In a blog post, Andrew Gelman (2024) relays this question:

“The subgroups they examine are 65-74 years old, 75-84, and >85. I’ve seen these types of binning common in medical studies. But why? The actual ages are certainly known, so why not treat age as a continuous variable?”

Gelman’s answer is:

“Discrete binning isn’t perfect, but it’s transparent and can be better than a simple linear model.”

The idea is that fitting a model with multiple coefficients associated with bin-specific binary variables allows more flexibility than a model where age is entered purely linearly, with a single coefficient.
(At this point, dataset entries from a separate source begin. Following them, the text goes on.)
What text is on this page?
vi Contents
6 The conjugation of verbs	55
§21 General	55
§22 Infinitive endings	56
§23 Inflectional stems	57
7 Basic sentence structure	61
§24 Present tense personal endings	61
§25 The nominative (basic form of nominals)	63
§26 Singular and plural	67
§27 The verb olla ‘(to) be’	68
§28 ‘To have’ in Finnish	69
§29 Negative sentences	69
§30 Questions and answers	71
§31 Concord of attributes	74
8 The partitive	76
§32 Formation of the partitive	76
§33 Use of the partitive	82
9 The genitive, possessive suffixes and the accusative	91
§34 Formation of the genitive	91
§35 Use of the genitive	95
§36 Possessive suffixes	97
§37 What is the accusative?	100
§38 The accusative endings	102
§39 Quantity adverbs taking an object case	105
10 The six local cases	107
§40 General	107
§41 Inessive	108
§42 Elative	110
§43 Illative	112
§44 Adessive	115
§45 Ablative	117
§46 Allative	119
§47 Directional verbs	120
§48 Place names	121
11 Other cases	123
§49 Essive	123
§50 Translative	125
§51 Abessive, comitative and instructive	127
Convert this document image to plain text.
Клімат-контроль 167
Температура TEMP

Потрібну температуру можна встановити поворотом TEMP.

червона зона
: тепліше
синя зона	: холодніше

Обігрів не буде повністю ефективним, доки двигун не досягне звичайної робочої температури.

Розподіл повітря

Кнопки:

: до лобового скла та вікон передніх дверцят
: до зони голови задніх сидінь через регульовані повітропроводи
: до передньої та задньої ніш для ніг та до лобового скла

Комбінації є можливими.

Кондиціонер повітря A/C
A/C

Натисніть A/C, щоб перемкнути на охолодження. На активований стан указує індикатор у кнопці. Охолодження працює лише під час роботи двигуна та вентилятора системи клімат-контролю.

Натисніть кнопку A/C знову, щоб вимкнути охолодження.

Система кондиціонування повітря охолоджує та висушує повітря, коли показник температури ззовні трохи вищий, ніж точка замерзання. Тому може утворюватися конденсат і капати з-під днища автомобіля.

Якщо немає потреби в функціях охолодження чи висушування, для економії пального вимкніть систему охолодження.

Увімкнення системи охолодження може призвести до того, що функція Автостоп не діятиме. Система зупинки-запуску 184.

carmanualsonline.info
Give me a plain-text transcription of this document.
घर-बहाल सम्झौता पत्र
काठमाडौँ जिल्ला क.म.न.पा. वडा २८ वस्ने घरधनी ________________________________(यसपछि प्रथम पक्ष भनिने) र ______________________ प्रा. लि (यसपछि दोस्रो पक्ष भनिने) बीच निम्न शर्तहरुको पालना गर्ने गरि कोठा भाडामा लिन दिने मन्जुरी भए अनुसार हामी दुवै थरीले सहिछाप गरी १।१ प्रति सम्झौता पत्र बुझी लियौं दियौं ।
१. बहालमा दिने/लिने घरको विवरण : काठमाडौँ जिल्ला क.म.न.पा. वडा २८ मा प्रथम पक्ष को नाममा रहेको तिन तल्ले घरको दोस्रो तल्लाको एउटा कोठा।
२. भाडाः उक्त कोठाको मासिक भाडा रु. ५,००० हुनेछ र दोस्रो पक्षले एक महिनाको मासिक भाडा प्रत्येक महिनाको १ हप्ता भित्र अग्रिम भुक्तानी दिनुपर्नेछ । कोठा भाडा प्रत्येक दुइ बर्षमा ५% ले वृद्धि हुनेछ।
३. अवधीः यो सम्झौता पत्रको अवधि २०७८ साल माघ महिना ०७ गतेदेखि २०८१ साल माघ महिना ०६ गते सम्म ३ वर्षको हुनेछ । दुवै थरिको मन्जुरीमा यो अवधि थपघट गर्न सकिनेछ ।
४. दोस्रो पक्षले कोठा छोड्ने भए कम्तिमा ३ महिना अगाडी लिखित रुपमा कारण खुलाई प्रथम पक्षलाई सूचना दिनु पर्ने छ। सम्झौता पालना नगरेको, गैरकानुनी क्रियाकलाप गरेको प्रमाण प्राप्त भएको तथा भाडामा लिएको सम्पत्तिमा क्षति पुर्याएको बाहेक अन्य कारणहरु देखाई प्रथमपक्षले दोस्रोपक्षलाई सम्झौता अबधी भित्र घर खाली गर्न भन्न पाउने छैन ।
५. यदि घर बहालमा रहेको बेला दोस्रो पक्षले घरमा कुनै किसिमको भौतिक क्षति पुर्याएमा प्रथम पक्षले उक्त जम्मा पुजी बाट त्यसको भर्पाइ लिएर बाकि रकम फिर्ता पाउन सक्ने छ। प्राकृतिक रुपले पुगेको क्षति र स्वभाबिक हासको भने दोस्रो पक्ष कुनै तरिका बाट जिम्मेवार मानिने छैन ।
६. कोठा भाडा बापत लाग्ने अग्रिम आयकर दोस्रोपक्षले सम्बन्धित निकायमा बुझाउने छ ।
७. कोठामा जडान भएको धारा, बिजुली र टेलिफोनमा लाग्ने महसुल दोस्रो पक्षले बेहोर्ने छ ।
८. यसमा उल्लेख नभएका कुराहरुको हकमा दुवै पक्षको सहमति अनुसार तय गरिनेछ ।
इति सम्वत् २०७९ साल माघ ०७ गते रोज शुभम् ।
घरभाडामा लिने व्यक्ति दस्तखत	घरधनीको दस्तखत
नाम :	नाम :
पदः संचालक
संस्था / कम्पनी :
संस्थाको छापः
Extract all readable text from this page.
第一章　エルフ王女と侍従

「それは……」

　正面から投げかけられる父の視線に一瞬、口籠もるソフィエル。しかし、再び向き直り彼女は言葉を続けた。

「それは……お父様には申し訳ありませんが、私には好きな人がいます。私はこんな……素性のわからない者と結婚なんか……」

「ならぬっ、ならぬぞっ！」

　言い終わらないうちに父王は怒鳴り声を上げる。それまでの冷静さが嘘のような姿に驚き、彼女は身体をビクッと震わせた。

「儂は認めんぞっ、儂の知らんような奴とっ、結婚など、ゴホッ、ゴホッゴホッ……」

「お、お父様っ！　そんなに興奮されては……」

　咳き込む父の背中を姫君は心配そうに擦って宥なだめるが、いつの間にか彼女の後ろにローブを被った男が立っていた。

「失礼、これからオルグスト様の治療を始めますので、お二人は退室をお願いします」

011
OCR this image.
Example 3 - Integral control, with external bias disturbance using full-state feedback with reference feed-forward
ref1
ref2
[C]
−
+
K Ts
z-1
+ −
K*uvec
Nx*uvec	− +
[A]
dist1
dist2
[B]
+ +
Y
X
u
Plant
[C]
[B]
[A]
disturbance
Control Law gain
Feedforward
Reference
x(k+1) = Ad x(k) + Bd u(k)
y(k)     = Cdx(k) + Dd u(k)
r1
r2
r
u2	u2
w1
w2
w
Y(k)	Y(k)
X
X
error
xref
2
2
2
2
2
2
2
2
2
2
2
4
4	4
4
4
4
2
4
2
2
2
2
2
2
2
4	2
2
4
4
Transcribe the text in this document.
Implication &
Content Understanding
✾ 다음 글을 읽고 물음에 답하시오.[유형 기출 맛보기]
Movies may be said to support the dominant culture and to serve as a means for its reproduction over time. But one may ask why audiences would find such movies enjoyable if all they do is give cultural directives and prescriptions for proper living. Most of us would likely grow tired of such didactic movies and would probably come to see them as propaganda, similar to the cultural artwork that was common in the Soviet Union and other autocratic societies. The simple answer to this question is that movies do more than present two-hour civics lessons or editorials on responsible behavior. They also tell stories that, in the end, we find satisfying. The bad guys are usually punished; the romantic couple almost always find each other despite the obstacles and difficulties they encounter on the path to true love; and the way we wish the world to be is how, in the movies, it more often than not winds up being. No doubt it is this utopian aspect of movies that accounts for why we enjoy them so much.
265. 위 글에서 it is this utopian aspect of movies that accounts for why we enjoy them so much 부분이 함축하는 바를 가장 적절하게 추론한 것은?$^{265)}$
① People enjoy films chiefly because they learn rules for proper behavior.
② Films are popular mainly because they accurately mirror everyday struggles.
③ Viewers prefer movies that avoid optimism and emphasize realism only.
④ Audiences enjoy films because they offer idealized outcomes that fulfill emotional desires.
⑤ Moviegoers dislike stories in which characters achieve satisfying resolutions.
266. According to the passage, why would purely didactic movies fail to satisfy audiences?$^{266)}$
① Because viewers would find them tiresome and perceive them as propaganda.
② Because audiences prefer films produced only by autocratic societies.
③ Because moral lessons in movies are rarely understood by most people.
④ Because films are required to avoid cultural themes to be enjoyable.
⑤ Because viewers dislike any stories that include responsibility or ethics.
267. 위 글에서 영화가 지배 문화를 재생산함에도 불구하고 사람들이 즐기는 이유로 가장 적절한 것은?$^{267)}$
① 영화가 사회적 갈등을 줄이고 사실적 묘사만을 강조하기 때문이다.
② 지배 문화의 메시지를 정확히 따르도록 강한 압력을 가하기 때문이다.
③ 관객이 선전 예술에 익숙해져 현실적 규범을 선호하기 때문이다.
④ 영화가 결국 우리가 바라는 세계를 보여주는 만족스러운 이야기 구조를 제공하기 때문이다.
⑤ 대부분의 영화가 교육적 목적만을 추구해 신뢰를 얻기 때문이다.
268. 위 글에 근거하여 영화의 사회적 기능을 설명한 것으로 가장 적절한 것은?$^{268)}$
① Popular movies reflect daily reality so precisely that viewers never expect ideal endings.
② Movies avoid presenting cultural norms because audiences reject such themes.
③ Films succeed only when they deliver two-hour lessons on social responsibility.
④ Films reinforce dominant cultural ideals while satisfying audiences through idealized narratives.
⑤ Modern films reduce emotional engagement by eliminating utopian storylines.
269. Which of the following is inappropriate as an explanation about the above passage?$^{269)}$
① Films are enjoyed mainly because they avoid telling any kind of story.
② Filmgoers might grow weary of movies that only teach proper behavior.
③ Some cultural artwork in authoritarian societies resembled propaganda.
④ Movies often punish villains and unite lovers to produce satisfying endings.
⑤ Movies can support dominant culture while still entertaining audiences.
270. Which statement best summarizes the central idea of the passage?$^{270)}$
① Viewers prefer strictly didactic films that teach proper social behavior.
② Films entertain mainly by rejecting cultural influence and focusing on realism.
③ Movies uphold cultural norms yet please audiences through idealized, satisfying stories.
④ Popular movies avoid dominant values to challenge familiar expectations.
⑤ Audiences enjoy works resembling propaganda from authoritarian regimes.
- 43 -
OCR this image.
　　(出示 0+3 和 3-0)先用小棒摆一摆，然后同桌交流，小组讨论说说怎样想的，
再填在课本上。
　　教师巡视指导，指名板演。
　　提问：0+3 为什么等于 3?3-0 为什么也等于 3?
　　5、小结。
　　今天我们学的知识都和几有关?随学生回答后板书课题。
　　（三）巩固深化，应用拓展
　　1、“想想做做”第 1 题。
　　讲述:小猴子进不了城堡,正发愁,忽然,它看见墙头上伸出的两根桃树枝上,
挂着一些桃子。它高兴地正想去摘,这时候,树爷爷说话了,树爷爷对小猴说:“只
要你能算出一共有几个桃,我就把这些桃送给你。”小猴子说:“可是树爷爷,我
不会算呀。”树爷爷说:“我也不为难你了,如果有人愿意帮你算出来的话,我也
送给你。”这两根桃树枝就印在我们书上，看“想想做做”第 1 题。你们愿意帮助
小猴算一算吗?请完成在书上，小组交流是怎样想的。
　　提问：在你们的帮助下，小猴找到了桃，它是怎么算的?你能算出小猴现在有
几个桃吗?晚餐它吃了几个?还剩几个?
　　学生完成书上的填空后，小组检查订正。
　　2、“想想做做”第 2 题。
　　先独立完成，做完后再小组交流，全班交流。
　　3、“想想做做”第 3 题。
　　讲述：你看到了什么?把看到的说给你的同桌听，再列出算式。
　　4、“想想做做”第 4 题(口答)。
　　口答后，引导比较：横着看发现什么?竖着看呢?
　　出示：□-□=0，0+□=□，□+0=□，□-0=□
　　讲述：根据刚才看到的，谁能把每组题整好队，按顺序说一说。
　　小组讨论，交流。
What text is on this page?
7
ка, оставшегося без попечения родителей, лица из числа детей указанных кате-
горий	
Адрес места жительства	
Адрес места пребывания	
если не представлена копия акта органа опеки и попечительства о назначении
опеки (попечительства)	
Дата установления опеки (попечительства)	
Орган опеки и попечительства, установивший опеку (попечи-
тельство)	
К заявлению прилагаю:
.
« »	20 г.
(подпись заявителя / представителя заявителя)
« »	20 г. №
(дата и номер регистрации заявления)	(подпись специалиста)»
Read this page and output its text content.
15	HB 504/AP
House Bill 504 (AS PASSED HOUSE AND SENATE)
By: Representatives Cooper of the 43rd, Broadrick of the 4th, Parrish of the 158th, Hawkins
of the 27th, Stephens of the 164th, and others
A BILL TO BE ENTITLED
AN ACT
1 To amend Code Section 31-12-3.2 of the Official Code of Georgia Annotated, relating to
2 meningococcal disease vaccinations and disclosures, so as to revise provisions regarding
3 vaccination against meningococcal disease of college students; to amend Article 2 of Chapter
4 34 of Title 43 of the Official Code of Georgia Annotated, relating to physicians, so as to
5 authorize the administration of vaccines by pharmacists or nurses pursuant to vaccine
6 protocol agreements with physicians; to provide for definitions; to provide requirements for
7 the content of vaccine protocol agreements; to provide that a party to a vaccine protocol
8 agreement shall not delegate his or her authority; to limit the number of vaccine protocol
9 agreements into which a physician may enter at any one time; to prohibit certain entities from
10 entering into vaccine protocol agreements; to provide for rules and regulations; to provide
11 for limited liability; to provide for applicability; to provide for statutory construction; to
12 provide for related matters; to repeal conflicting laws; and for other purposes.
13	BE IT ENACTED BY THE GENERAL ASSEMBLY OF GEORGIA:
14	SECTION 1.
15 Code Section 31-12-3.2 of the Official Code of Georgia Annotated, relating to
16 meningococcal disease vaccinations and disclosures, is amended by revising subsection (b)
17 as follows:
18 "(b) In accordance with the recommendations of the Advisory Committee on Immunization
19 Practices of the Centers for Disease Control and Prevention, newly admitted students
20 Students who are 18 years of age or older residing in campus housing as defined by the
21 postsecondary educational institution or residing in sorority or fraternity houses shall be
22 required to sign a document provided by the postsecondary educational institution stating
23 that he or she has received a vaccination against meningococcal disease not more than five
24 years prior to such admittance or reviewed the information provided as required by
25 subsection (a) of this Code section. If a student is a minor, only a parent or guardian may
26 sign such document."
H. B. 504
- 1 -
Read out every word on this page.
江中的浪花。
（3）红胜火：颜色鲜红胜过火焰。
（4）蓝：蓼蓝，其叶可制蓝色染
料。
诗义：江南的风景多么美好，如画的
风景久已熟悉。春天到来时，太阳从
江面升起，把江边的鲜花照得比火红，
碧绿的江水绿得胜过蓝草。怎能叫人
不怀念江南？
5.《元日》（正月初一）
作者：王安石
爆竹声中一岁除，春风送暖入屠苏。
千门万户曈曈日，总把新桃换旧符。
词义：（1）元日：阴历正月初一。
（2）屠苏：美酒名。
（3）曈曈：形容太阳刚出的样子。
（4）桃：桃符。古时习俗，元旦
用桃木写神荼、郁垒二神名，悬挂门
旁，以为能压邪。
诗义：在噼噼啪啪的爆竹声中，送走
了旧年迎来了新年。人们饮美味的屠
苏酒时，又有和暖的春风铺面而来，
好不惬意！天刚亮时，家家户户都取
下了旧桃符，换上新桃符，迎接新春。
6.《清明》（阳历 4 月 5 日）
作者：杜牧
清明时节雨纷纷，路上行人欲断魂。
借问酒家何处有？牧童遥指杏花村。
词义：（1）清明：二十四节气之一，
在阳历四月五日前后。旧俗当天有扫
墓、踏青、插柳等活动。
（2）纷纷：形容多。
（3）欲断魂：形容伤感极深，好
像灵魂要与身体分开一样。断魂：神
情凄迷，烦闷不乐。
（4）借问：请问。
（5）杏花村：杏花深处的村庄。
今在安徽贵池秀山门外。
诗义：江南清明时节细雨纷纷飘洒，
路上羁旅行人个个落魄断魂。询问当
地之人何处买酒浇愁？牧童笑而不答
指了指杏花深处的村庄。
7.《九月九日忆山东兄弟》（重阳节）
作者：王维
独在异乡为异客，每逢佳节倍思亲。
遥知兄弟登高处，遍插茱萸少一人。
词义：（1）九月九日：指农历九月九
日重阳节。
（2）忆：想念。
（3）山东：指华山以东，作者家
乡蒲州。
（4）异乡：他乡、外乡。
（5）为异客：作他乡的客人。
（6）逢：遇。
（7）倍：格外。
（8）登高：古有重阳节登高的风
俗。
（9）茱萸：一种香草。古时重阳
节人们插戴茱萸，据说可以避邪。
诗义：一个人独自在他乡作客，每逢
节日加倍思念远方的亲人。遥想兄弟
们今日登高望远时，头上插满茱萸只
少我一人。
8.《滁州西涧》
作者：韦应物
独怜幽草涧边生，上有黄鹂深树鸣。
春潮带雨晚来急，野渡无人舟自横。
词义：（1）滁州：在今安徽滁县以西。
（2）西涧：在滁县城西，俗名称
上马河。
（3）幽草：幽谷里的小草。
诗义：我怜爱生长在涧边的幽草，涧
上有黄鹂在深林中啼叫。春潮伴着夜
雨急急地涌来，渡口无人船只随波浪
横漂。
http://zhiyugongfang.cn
The downsides of this strategy are that binning “wastes” information by coarsening a fine-grained measure and that the cutpoints of the age bins can sometimes feel arbitrary.

As Gelman notes, however, analysts can get the best of both worlds by including age as *both* a set of bins and as a single continuous variable.

Here, I use the `marginaleffects`

package to illustrate four different approaches to modeling age:

- Linear
- Discrete
- Linear and discrete
- Spline (via a Generalized Additive Model)

First, we load libraries and the Titanic data from the Rdatasets archive:

Then, we fit 4 different logistic regression models.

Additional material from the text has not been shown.